Option 2: HAProxy Load Balancer

  1. Install HAProxy:

    sudo apt update
    sudo apt install haproxy -y
    
  2. Configure HAProxy:

    • Edit the HAProxy configuration file:

      sudo nano /etc/haproxy/haproxy.cfg
      
    • Add the following configuration:

      global
          log stdout format raw
          maxconn 2000
          daemon
      
      defaults
          log global
          option httplog
          timeout connect 5000ms
          timeout client 50000ms
          timeout server 50000ms
      
      frontend http_front
          bind *:80
          default_backend backend_servers
      
      backend backend_servers
          balance roundrobin
          server server1 127.0.0.1:5000 check
          server server2 127.0.0.1:5001 check
          server server3 127.0.0.1:5002 check
      
      
  3. Restart HAProxy:

    sudo systemctl restart haproxy` 
    
  4. Test the Load Balancer: Send multiple requests to the HAProxy server and verify distribution:

    curl http://localhost/
    

Step 2: Simulating Traffic

To test scalability, we simulate increasing traffic using Apache Benchmark or a Python script.

Using Apache Benchmark:

Install Apache Benchmark:

sudo apt install apache2-utils -y

Simulate 1000 requests with 100 concurrent connections:

ab -n 1000 -c 100 http://localhost/

Using a Python Script:

Install requests:

pip install requests

Traffic Simulation Script:

import requests
import threading

# Configuration
TOTAL_REQUESTS = 1000
CONCURRENT_THREADS = 100
TARGET_URL = "http://localhost/"  # Load balancer address

def make_request():
    try:
        response = requests.get(TARGET_URL)
        print(f"Status Code: {response.status_code}")
    except Exception as e:
        print(f"Request failed: {e}")

def simulate_traffic():
    threads = []
    for _ in range(TOTAL_REQUESTS // CONCURRENT_THREADS):
        for _ in range(CONCURRENT_THREADS):
            t = threading.Thread(target=make_request)
            t.start()
            threads.append(t)

        # Wait for all threads to complete
        for t in threads:
            t.join()

if __name__ == "__main__":
    simulate_traffic()

Run the script and observe how the load balancer handles traffic.


Step 3: Observing Horizontal Scaling

  1. Baseline Performance: Start with a single backend server and monitor:

    • CPU usage
    • Memory utilization
    • Response times
  2. Add More Servers: Gradually add more backend servers by running the Flask/Express.js apps on different ports.
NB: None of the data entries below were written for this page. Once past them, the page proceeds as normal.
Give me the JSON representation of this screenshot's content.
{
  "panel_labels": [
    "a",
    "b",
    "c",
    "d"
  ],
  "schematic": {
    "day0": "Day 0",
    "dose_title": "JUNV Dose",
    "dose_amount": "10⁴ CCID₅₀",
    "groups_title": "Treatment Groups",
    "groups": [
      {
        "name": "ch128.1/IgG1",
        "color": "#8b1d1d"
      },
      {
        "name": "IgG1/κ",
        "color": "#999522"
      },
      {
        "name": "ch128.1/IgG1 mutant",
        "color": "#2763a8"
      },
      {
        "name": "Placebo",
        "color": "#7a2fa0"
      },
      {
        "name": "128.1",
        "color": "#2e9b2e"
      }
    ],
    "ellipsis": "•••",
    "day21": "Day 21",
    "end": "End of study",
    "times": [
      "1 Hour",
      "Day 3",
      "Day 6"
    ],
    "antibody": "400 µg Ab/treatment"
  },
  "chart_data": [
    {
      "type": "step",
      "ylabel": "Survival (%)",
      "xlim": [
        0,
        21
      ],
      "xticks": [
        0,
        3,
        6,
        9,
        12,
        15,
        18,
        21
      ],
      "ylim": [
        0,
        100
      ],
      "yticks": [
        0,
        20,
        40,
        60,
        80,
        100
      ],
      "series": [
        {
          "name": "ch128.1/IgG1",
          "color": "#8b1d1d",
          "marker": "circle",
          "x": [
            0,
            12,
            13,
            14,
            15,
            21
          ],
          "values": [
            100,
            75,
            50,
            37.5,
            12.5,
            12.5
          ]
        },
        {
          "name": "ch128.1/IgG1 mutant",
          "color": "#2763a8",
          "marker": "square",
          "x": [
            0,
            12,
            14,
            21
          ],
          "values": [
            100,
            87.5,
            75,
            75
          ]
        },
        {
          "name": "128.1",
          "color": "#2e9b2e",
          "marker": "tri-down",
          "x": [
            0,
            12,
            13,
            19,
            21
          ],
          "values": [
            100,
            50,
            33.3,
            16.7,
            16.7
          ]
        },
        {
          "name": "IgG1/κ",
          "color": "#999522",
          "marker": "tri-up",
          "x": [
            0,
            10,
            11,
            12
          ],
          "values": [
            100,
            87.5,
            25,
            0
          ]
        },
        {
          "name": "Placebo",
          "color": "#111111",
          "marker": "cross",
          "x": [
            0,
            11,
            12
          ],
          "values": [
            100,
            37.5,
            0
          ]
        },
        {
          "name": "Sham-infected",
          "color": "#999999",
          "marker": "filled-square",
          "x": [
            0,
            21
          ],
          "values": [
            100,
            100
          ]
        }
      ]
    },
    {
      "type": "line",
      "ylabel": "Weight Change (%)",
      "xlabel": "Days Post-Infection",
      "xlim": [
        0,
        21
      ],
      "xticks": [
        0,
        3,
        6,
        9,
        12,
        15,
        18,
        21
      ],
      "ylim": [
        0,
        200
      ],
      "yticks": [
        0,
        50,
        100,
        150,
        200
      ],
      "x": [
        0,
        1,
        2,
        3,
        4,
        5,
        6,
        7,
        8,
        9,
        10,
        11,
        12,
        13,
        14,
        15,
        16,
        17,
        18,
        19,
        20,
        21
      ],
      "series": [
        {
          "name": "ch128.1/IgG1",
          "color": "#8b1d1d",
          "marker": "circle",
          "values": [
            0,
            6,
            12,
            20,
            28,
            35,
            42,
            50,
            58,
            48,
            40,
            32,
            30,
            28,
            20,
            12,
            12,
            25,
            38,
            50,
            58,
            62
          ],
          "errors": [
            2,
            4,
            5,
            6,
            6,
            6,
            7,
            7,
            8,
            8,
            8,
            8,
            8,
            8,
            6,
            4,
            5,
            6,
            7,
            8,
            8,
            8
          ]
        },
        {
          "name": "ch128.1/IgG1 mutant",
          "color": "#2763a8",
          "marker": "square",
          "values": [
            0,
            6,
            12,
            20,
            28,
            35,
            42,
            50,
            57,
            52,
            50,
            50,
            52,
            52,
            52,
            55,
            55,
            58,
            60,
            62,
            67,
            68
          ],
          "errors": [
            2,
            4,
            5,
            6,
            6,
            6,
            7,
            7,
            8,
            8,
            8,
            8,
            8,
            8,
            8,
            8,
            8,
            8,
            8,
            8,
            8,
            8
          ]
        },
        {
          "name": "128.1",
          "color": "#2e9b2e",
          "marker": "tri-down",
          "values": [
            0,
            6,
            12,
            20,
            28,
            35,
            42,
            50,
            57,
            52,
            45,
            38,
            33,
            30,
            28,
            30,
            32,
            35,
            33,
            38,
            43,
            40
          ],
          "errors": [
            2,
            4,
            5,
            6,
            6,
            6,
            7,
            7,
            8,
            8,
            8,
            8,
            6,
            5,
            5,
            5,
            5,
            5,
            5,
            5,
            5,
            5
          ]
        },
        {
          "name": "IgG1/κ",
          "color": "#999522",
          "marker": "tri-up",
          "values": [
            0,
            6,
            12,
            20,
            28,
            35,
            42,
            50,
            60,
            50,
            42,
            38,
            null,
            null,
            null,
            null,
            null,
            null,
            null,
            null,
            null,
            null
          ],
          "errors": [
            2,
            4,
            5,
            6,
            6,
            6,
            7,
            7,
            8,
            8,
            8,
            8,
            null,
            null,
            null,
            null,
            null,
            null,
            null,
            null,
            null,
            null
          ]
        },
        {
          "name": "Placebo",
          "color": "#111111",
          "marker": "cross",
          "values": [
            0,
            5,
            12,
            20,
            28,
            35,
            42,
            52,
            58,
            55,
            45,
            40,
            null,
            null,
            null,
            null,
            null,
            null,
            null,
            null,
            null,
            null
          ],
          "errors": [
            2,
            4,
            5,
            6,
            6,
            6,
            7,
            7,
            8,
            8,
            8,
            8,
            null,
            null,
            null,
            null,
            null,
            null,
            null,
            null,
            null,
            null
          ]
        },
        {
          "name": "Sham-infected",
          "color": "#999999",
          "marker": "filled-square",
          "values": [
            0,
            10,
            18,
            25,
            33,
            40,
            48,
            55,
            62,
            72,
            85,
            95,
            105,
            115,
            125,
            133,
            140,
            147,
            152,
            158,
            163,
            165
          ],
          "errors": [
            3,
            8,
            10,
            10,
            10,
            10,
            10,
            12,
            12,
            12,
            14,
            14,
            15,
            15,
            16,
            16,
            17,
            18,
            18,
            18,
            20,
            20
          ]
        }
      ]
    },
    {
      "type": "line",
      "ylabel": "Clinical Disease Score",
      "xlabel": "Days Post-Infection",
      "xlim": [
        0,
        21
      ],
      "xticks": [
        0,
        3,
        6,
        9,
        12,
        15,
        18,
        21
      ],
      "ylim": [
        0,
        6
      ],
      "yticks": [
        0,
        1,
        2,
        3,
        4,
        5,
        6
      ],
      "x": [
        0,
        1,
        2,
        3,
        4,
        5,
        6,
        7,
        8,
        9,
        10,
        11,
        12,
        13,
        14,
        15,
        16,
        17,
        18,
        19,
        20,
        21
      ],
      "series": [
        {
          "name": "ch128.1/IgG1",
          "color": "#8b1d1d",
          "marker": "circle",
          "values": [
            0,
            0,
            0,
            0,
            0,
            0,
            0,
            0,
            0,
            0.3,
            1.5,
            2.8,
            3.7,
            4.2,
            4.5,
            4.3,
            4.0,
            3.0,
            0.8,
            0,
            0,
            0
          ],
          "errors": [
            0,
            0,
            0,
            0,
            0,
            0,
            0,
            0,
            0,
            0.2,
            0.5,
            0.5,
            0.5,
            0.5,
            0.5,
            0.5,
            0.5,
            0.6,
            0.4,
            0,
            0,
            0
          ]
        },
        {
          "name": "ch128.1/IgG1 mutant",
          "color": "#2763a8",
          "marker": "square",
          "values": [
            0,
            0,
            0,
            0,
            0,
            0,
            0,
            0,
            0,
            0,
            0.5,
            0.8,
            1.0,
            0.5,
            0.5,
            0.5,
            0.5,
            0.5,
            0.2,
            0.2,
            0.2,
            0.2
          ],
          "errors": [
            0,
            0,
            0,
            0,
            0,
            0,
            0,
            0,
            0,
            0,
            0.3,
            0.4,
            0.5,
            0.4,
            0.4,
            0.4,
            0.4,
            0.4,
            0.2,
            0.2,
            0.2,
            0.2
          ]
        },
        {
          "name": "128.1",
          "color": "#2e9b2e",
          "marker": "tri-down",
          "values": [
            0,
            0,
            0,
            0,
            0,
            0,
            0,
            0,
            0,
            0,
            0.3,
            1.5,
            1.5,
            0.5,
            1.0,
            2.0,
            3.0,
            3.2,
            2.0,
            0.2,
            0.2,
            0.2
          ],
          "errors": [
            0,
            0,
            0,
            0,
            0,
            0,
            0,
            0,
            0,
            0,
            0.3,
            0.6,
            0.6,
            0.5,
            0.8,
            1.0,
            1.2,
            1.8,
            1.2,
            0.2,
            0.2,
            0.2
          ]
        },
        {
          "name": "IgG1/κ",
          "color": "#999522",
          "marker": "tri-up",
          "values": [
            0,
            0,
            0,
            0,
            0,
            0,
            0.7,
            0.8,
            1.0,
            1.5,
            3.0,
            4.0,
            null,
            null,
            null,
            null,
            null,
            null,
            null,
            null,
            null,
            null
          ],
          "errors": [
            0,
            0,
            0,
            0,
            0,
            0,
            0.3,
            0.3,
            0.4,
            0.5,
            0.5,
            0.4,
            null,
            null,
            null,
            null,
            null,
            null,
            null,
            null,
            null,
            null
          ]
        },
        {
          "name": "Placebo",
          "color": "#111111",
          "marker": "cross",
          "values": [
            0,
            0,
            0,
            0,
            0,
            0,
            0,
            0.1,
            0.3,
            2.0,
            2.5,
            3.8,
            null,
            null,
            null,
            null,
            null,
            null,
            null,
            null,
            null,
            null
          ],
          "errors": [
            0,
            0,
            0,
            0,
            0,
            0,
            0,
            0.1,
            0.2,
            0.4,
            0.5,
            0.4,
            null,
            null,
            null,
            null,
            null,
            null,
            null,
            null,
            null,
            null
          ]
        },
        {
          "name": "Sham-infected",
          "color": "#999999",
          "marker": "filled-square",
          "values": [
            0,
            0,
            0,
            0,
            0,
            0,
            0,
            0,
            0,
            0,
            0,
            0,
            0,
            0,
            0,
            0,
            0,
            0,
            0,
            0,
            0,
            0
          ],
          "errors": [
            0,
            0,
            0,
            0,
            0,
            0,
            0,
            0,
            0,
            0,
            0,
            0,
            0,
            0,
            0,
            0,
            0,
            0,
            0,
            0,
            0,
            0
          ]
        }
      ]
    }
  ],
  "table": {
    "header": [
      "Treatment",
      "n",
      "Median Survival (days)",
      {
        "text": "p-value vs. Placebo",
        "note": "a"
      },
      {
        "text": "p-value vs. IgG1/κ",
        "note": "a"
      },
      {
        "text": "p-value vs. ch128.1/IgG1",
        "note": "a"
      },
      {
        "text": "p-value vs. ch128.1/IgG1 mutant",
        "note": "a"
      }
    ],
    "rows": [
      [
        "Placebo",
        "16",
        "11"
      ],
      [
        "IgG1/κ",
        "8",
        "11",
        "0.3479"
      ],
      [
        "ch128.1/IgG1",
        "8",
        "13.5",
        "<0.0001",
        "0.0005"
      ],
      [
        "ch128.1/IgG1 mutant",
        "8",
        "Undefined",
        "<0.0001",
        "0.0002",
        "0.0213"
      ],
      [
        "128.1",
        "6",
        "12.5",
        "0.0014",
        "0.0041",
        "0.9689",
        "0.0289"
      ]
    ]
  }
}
Update the load balancer configuration to include the new servers.

  3. Monitor Impact: Use tools like htop for server resource monitoring or logging tools (e.g., ELK stack) to track request distribution and performance metrics.


Expected Results


Takeaways

  1. Load balancers like Nginx and HAProxy ensure even distribution of requests, reducing bottlenecks.
  2. Horizontal scaling improves reliability and performance under heavy loads.
  3. Simulating traffic provides insights into how the system behaves under stress, allowing better optimization of resources.